Комиссар проигнорировал его слова. Он злился, что без надобности затеял разговор с этим интеллектуальным хитрецом. Разумеется, он знал густонаселенные дома казарменного типа в рабочих кварталах города, на севере, на востоке и на юге. Настоящие трущобы, позор, вне всякого сомнения. Но что это доказывало? Это служило основанием для строительства новых, светлых поселков для рабочих, что также делалось, но не являлось основанием, чтобы становиться коммунистом! Гереон знал негативные стороны прогресса, обратную сторону цивилизации, и знал ее слишком хорошо – ведь он был полицейским. Но он знал также коммунистических агитаторов, которые проповедовали борьбу с угнетателями, подразумевая войну с полицией. Что должно улучшиться в мире, в котором такие горлопаны имеют право голоса? У него не было желания обсуждать этот вопрос с одним из них.
– Это никому не дает права нарушать законы, – сказал Рат. Он был сотрудником полиции, которая должна обеспечивать правопорядок. А коммунисты? Только сегодня они опять доказали, что ни то ни другое не значит для них ничего.
– Нарушать законы? – Фёлькер повысил голос. Теперь его собеседник опасался, что вопреки его желанию медик разведет дискуссию. Водитель катафалка неподвижно смотрел вперед. Рат заметил, что он все сильнее нажимает на газ. Очевидно, шофер хотел как можно быстрее закончить поездку.

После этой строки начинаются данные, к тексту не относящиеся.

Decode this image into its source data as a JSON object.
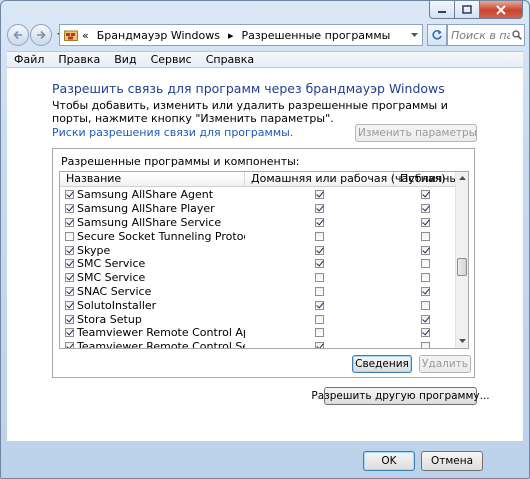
{
  "address": {
    "crumb_prefix": "«",
    "crumb1": "Брандмауэр Windows",
    "separator": "▸",
    "crumb2": "Разрешенные программы"
  },
  "search": {
    "placeholder": "Поиск в пане..."
  },
  "menu": [
    "Файл",
    "Правка",
    "Вид",
    "Сервис",
    "Справка"
  ],
  "main": {
    "title": "Разрешить связь для программ через брандмауэр Windows",
    "description": "Чтобы добавить, изменить или удалить разрешенные программы и порты, нажмите кнопку \"Изменить параметры\".",
    "risk_link": "Риски разрешения связи для программы.",
    "change_settings_button": "Изменить параметры",
    "group_label": "Разрешенные программы и компоненты:",
    "columns": {
      "name": "Название",
      "home": "Домашняя или рабочая (частная)",
      "public": "Публичные"
    },
    "programs": [
      {
        "name": "Samsung AllShare Agent",
        "enabled": true,
        "home": true,
        "public": true
      },
      {
        "name": "Samsung AllShare Player",
        "enabled": true,
        "home": true,
        "public": true
      },
      {
        "name": "Samsung AllShare Service",
        "enabled": true,
        "home": true,
        "public": true
      },
      {
        "name": "Secure Socket Tunneling Protocol",
        "enabled": false,
        "home": false,
        "public": false
      },
      {
        "name": "Skype",
        "enabled": true,
        "home": true,
        "public": true
      },
      {
        "name": "SMC Service",
        "enabled": true,
        "home": true,
        "public": false
      },
      {
        "name": "SMC Service",
        "enabled": true,
        "home": false,
        "public": false
      },
      {
        "name": "SNAC Service",
        "enabled": true,
        "home": false,
        "public": true
      },
      {
        "name": "SolutoInstaller",
        "enabled": true,
        "home": true,
        "public": false
      },
      {
        "name": "Stora Setup",
        "enabled": true,
        "home": false,
        "public": true
      },
      {
        "name": "Teamviewer Remote Control Application",
        "enabled": true,
        "home": false,
        "public": true
      },
      {
        "name": "Teamviewer Remote Control Service",
        "enabled": true,
        "home": true,
        "public": false
      }
    ],
    "details_button": "Сведения",
    "remove_button": "Удалить",
    "allow_other_button": "Разрешить другую программу..."
  },
  "footer": {
    "ok_button": "OK",
    "cancel_button": "Отмена"
  },
  "icons": {
    "back": "back-arrow-icon",
    "forward": "forward-arrow-icon",
    "refresh": "refresh-icon",
    "search": "search-icon",
    "shield": "uac-shield-icon",
    "folder": "firewall-folder-icon"
  }
}
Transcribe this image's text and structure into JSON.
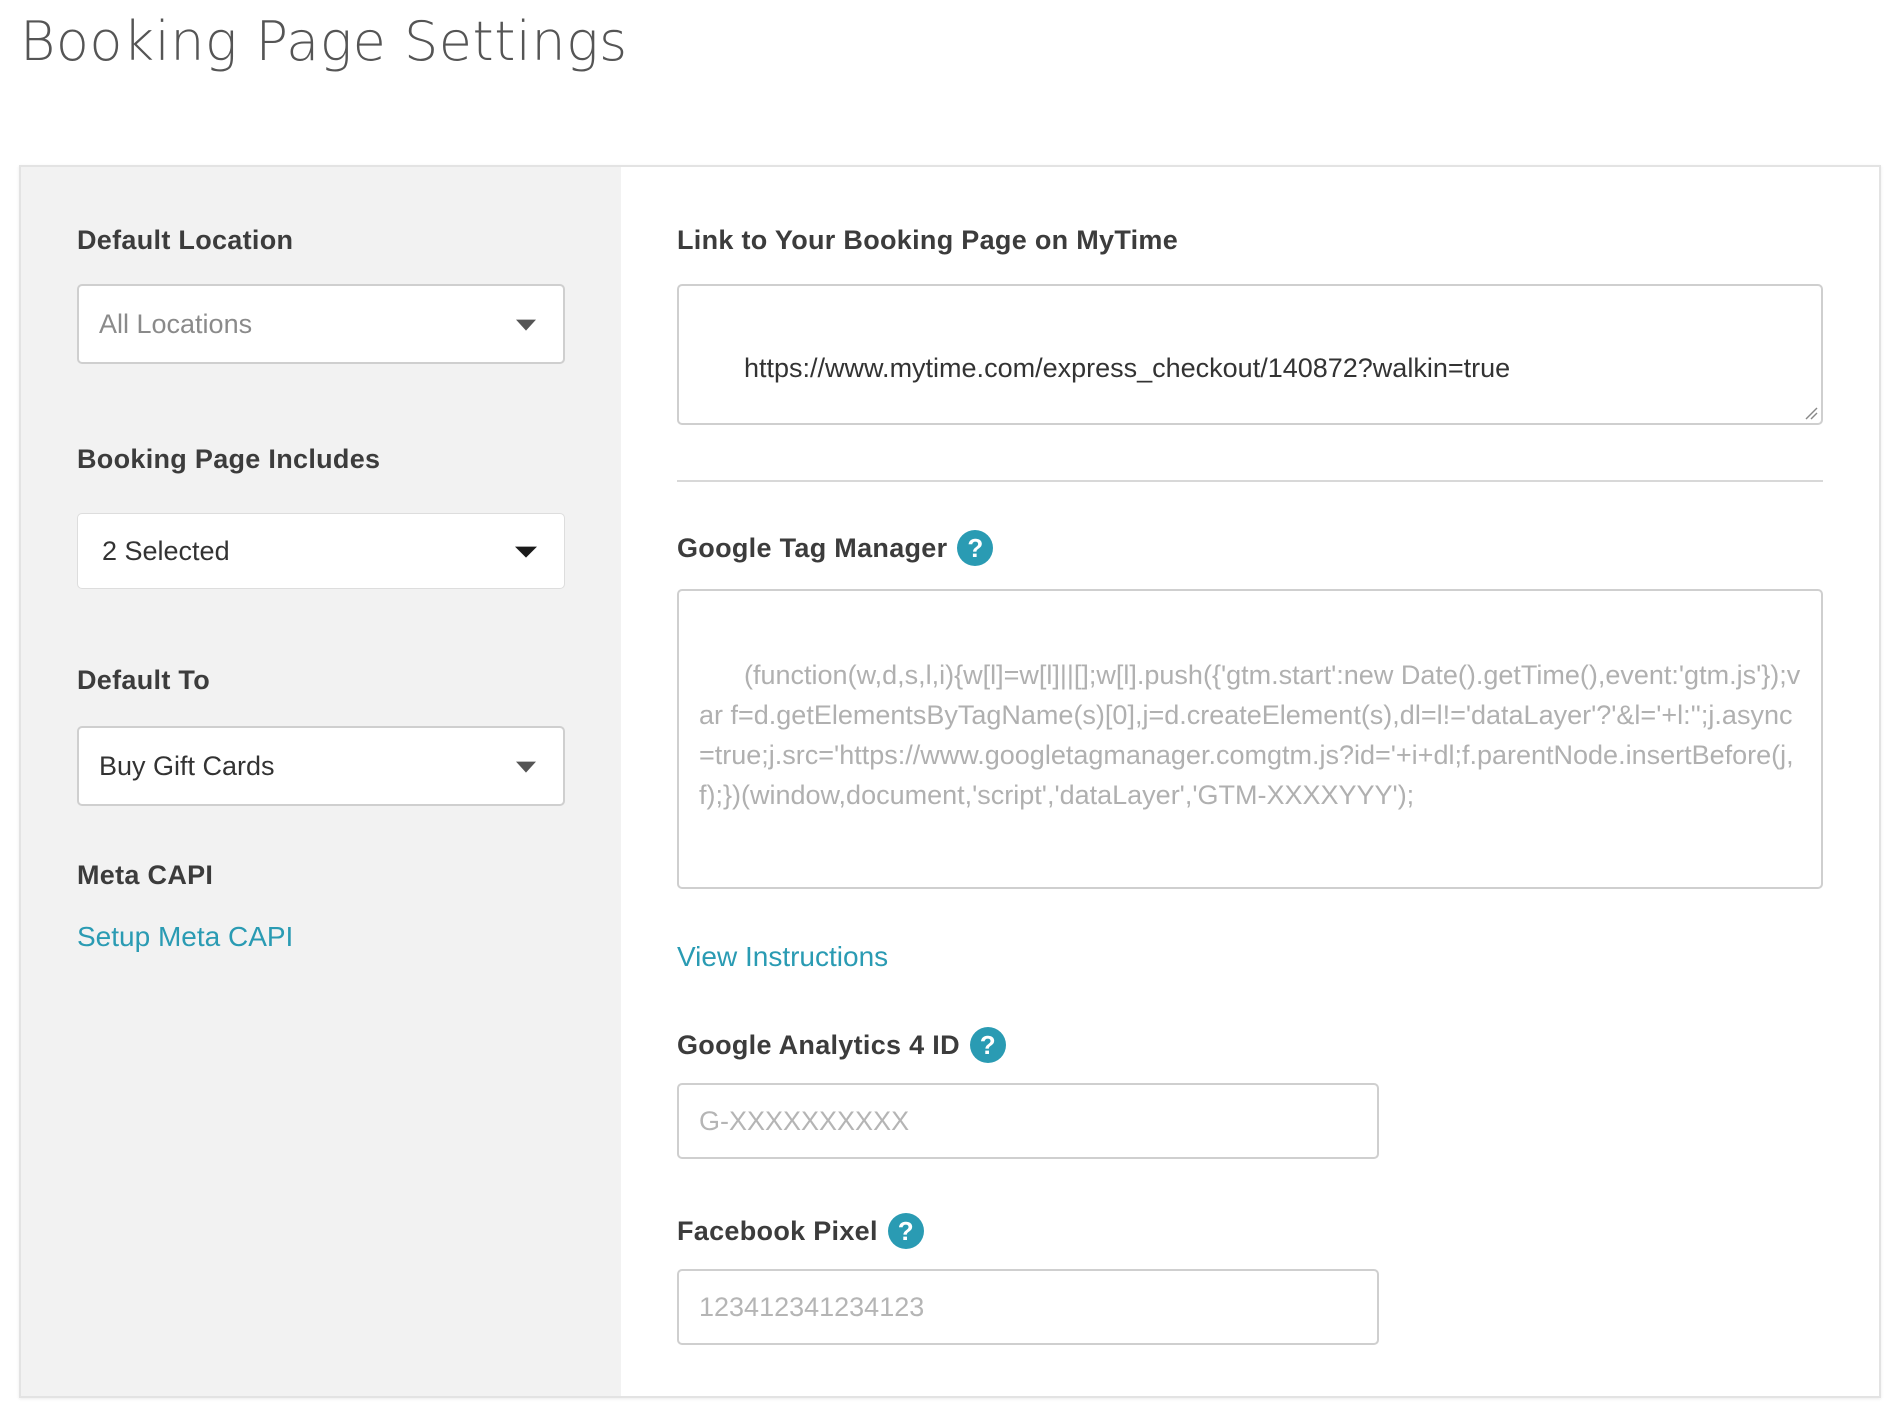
{
  "page": {
    "title": "Booking Page Settings"
  },
  "sidebar": {
    "default_location": {
      "label": "Default Location",
      "value": "All Locations"
    },
    "booking_page_includes": {
      "label": "Booking Page Includes",
      "value": "2 Selected"
    },
    "default_to": {
      "label": "Default To",
      "value": "Buy Gift Cards"
    },
    "meta_capi": {
      "label": "Meta CAPI",
      "link": "Setup Meta CAPI"
    }
  },
  "main": {
    "booking_link": {
      "label": "Link to Your Booking Page on MyTime",
      "value": "https://www.mytime.com/express_checkout/140872?walkin=true"
    },
    "gtm": {
      "label": "Google Tag Manager",
      "help": "?",
      "placeholder": "(function(w,d,s,l,i){w[l]=w[l]||[];w[l].push({'gtm.start':new Date().getTime(),event:'gtm.js'});var f=d.getElementsByTagName(s)[0],j=d.createElement(s),dl=l!='dataLayer'?'&l='+l:'';j.async=true;j.src='https://www.googletagmanager.comgtm.js?id='+i+dl;f.parentNode.insertBefore(j,f);})(window,document,'script','dataLayer','GTM-XXXXYYY');",
      "instructions_link": "View Instructions"
    },
    "ga4": {
      "label": "Google Analytics 4 ID",
      "help": "?",
      "placeholder": "G-XXXXXXXXXX"
    },
    "facebook_pixel": {
      "label": "Facebook Pixel",
      "help": "?",
      "placeholder": "123412341234123"
    }
  },
  "colors": {
    "accent": "#2a9bb3",
    "sidebar_bg": "#f2f2f2",
    "border": "#cfcfcf"
  },
  "icons": {
    "dropdown": "chevron-down-icon",
    "help": "help-icon",
    "resize": "resize-handle-icon"
  }
}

– Что это за законы, – продолжал врач, – которые запрещают человеку выходить на улицу, выражать свое мнение и…
– …стрелять в полицейских, – добавил Рат.
Петер зло посмотрел на него.
– Эти женщины в любом случае были застрелены не коммунистами, – сказал он. – Это были ваши распрекрасные коллеги!
– Если бы ваши люди постоянно не пропагандировали насилие, выступления на улицах проходили бы более мирно! И в последние дни не произошло бы конфликтов!
Рат тоже повысил голос. Фёлькер приводил его в ярость, но при этом полицейский ничего не мог с этим поделать. Но больше всего его злило то, что врач, вероятно, был прав. Остроконечная пуля, которую Петер выковырял из дерева и которую Вольтер вырвал у него из руки, была абсолютно такой же, как те, что прусская полиция использовала в своих карабинах.